A Needed Explanation
Theosophist, March, 1882
A valued friend and correspondent in Upper India writes:—
“We have not had the pleasure of hearing from you since your return to Bombay. We do not want to trespass upon your most valuable time, but we do earnestly pray that you will be pleased to write to us once a month, should you find leisure.”
This is from the President of one of our Indian branch Societies, and we print the extract that we may thus answer many of like tenor that are received by the Founders. Since the Theosophical Society was established we two have had to do all its more important work; not because our colleagues have been at all unwilling to share the burden, but because enquirers have seemed like the patients of a popular doctor, or the clients of a leading lawyer—reluctant to take advice or instructions from any one in the Society, but ourselves.
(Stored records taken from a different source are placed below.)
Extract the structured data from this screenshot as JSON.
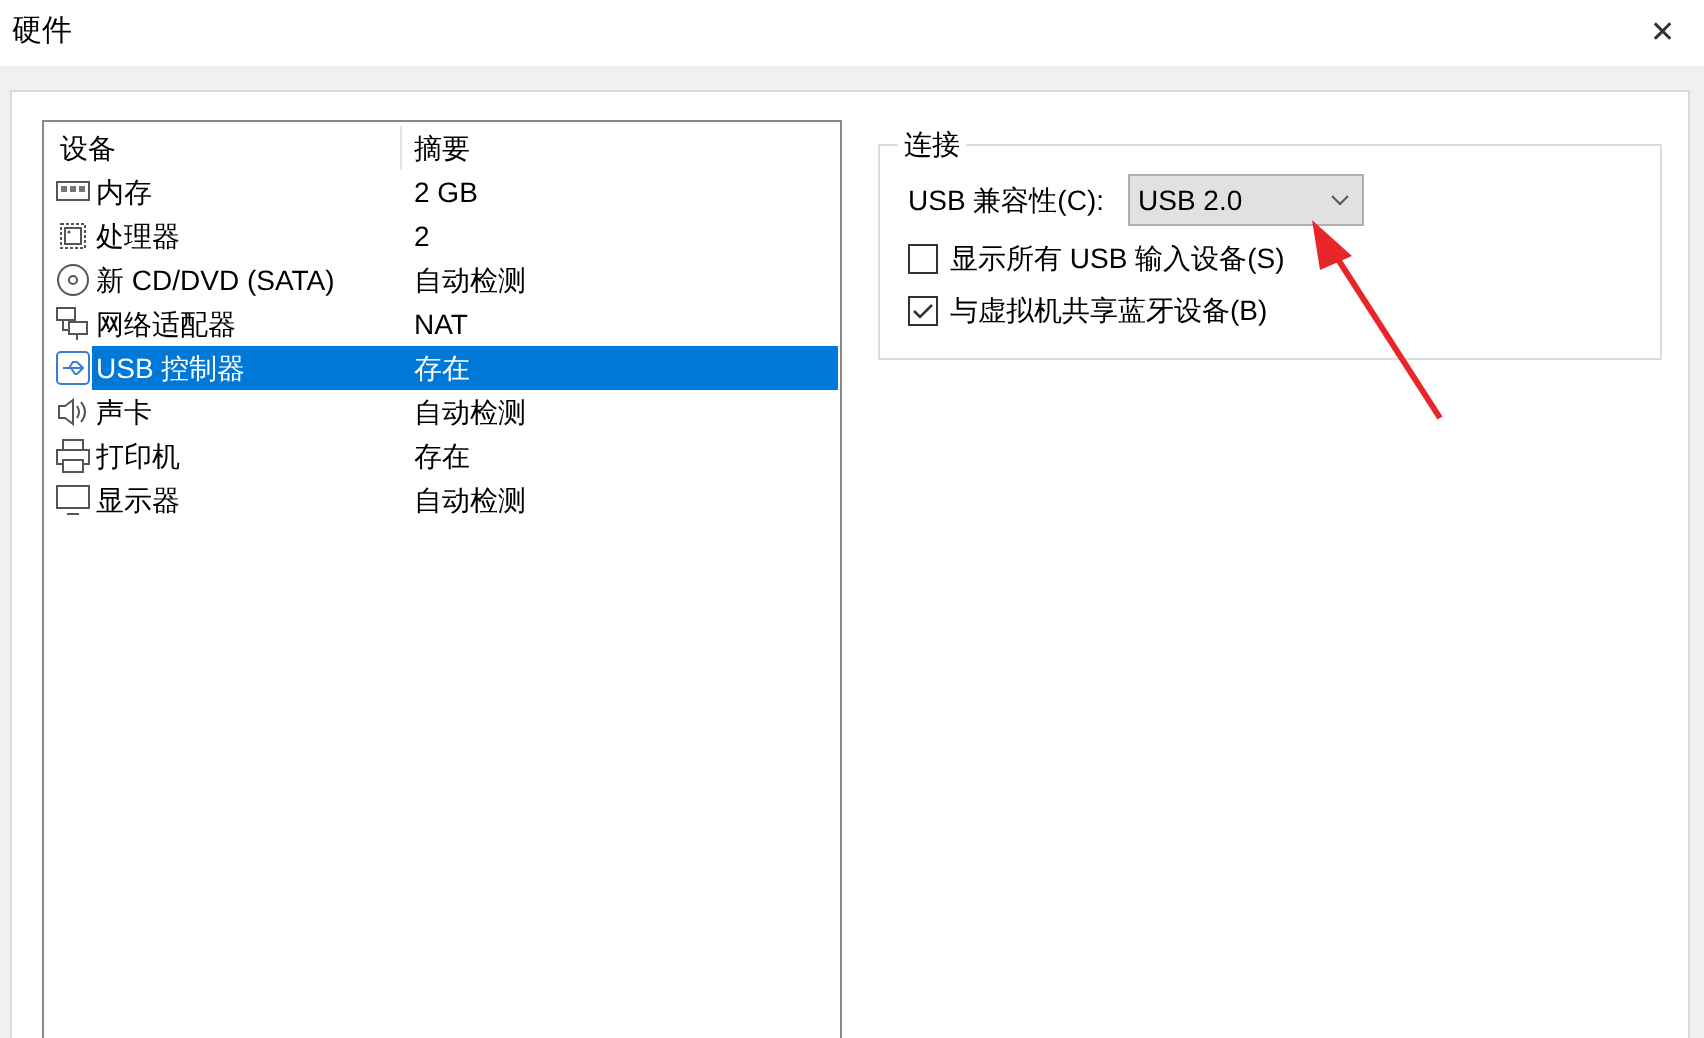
{
  "window": {
    "title": "硬件",
    "close": "✕"
  },
  "device_list": {
    "columns": [
      "设备",
      "摘要"
    ],
    "rows": [
      {
        "kind": "memory",
        "device": "内存",
        "summary": "2 GB",
        "selected": false
      },
      {
        "kind": "cpu",
        "device": "处理器",
        "summary": "2",
        "selected": false
      },
      {
        "kind": "disc",
        "device": "新 CD/DVD (SATA)",
        "summary": "自动检测",
        "selected": false
      },
      {
        "kind": "network",
        "device": "网络适配器",
        "summary": "NAT",
        "selected": false
      },
      {
        "kind": "usb",
        "device": "USB 控制器",
        "summary": "存在",
        "selected": true
      },
      {
        "kind": "sound",
        "device": "声卡",
        "summary": "自动检测",
        "selected": false
      },
      {
        "kind": "printer",
        "device": "打印机",
        "summary": "存在",
        "selected": false
      },
      {
        "kind": "display",
        "device": "显示器",
        "summary": "自动检测",
        "selected": false
      }
    ]
  },
  "connection": {
    "legend": "连接",
    "compat_label": "USB 兼容性(C):",
    "compat_value": "USB 2.0",
    "options": [
      {
        "label": "显示所有 USB 输入设备(S)",
        "checked": false
      },
      {
        "label": "与虚拟机共享蓝牙设备(B)",
        "checked": true
      }
    ]
  }
}
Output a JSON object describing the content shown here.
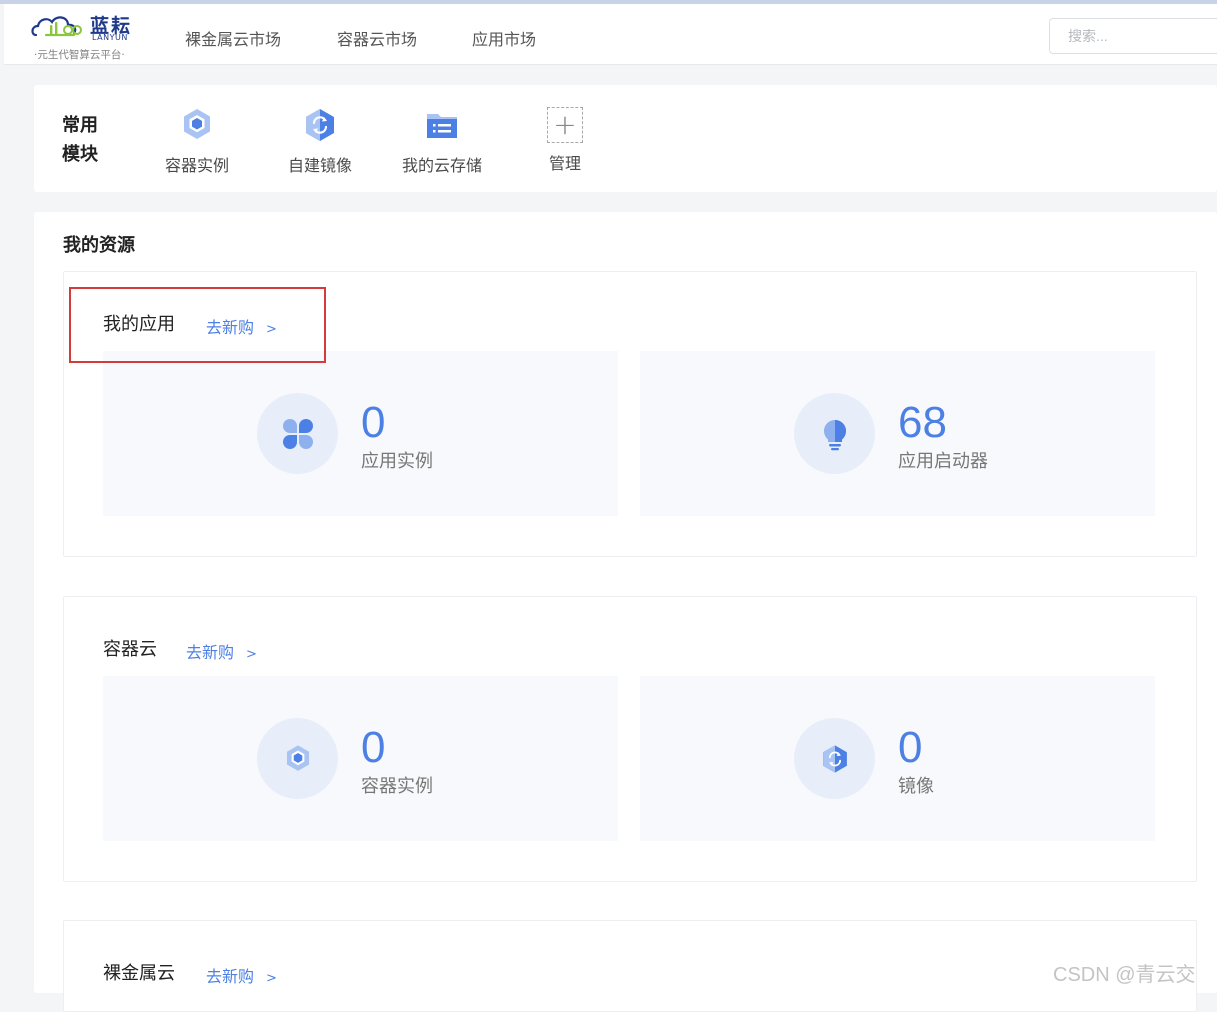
{
  "brand": {
    "name_cn": "蓝耘",
    "name_en": "LANYUN",
    "tagline": "·元生代智算云平台·"
  },
  "nav": {
    "items": [
      {
        "label": "裸金属云市场"
      },
      {
        "label": "容器云市场"
      },
      {
        "label": "应用市场"
      }
    ],
    "search_placeholder": "搜索..."
  },
  "quick_modules": {
    "title": "常用模块",
    "title_lines": [
      "常用",
      "模块"
    ],
    "items": [
      {
        "label": "容器实例",
        "icon": "container-instance-icon"
      },
      {
        "label": "自建镜像",
        "icon": "image-icon"
      },
      {
        "label": "我的云存储",
        "icon": "cloud-storage-icon"
      },
      {
        "label": "管理",
        "icon": "plus-icon"
      }
    ]
  },
  "resources": {
    "title": "我的资源",
    "groups": [
      {
        "title": "我的应用",
        "link": "去新购",
        "chevron": ">",
        "stats": [
          {
            "value": "0",
            "label": "应用实例",
            "icon": "app-grid-icon"
          },
          {
            "value": "68",
            "label": "应用启动器",
            "icon": "lightbulb-icon"
          }
        ]
      },
      {
        "title": "容器云",
        "link": "去新购",
        "chevron": ">",
        "stats": [
          {
            "value": "0",
            "label": "容器实例",
            "icon": "container-instance-icon"
          },
          {
            "value": "0",
            "label": "镜像",
            "icon": "image-icon"
          }
        ]
      },
      {
        "title": "裸金属云",
        "link": "去新购",
        "chevron": ">"
      }
    ]
  },
  "watermark": "CSDN @青云交",
  "colors": {
    "accent": "#4d80e4",
    "icon_light": "#8fb0ee",
    "highlight": "#d43b3b"
  }
}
This was well enough in the infancy of our movement, and by working late in the night, sometimes all night long, the year round, we managed for the first three years to keep up with our official duties. But our coming to India doubled, perhaps trebled, the calls upon our time. We were not relieved from our Western correspondence, while at the same time the whole volume of enquiries, naturally provoked among the people of Asia by our coming, poured in upon us besides. So our magazine was determined upon, and in the Prospectus issued at Bombay, in July 1879, it was stated that “the rapid growth of the Society and of the correspondence between the Executive and the Society’s branches in various European countries, and with the Aryan, Buddhist, Parsi and Jain scholars who take a deep interest in its work . . . has made necessary the publication of the present journal.” There is a limit both to physical endurance and to the number of hours in a day. With the most benevolent wishes to oblige, the Founders cannot engage to regularly correspond with anybody, whether in or outside the Society. They will do their best, but our friends will kindly remember that neither Col. Olcott, with lecturing engagements enough to break down a man of less iron endurance, nor the Editor of The Theosophist with the cares of its management and her indispensable journeys about India for several months each year, can in fairness be reproached for failure to keep up private correspondence even with relatives or nearest personal friends. The more so, when they reflect that much of the guidance and instruction asked, can be found in the pages of our Magazine.